The Trump administration said it will create a system to allow for the legal importation of lower-cost prescription drugs from Canada, a first following years of refusals from national health authorities.

The proposal works on a variety of levels: It would allow states, wholesalers, and pharmacists to get approval from the U.S. Food and Drug Administration to import certain medications that are also available in the U.S. and would allow drug makers to seek approval for re-importation of their own drugs. This part of the plan would cover therapies like high-cost biologic drugs, as well as essential medicines like insulin.

Even before the plan was released, Canada's main pharmaceutical lobbying group, Innovative Medicines Canada, issued a talking points document for use by its staff and Canadian companies to preempt the U.S.'s plan to import drugs. One of the proposals was to ban the export of all drugs "unless otherwise permitted by regulation."

Now, other Canadian health officials are voicing their concerns, echoing warnings issued last month that exporting drugs to the U.S. would create drug shortages for Canadian citizens.

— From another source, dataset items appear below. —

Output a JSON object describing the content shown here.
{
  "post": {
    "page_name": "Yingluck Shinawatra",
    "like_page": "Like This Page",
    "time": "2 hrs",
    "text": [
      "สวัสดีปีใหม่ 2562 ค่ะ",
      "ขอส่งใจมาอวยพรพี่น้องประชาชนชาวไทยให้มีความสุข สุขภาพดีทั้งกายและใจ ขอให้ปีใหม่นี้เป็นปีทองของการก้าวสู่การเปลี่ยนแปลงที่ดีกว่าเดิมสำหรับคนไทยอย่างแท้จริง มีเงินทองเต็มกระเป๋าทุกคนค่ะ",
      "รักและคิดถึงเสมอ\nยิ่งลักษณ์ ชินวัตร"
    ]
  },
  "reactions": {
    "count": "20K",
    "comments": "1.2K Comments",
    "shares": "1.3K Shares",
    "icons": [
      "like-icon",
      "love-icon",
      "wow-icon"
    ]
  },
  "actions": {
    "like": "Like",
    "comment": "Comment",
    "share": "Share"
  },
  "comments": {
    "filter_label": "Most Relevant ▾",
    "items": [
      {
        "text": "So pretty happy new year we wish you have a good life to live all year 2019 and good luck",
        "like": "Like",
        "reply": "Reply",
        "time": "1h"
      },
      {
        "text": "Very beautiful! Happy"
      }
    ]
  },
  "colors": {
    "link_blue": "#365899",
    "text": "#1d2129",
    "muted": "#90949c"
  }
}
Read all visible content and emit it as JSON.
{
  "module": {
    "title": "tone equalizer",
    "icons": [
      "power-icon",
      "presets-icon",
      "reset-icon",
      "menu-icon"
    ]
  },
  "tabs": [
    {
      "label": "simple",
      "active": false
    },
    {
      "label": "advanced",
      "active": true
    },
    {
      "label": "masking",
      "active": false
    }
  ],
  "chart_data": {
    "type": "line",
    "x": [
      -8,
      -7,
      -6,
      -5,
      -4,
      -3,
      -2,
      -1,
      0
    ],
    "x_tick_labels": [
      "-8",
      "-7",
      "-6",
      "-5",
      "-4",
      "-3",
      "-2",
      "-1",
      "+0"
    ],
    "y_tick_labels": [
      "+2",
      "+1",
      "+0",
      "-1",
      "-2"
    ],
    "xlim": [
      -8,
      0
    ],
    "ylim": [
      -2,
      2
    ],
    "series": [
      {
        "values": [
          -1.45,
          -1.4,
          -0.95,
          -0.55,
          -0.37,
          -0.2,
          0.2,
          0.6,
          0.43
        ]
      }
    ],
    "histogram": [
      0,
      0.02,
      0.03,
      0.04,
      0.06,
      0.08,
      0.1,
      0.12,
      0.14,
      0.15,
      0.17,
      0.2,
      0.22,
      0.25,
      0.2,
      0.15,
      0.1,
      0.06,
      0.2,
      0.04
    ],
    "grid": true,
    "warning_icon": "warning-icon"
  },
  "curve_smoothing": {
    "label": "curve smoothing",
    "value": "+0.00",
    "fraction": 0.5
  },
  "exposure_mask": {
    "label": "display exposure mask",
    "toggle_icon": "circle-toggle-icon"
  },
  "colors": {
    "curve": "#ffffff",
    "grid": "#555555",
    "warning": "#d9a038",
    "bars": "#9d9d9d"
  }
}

"The Canadian medicine supply is not sufficient to support both Canadian and U.S. consumers," the Canadian Medical Association and 14 other groups representing patients, physicians, and hospital systems wrote last week to Health Minister Ginette Petitpas Taylor. "The supply simply does not, and will not, exist within Canada to meet such demands."

Other stakeholders are concerned that pharmaceutical companies would not be willing to cooperate, further harming Canada's access to low-cost prescription drugs.

"If there is widespread export from Canada to the U.S., the companies may limit what they ship to Canada to cover what they estimate the Canadian market is and not send any extras that might be sent back to the U.S.," said Joel Lexchin, MD, a professor of pharmaceutical policy at the University of Toronto.

The proposed importation plan still needs to clear regulatory approval and could face potential court challenges from drug makers.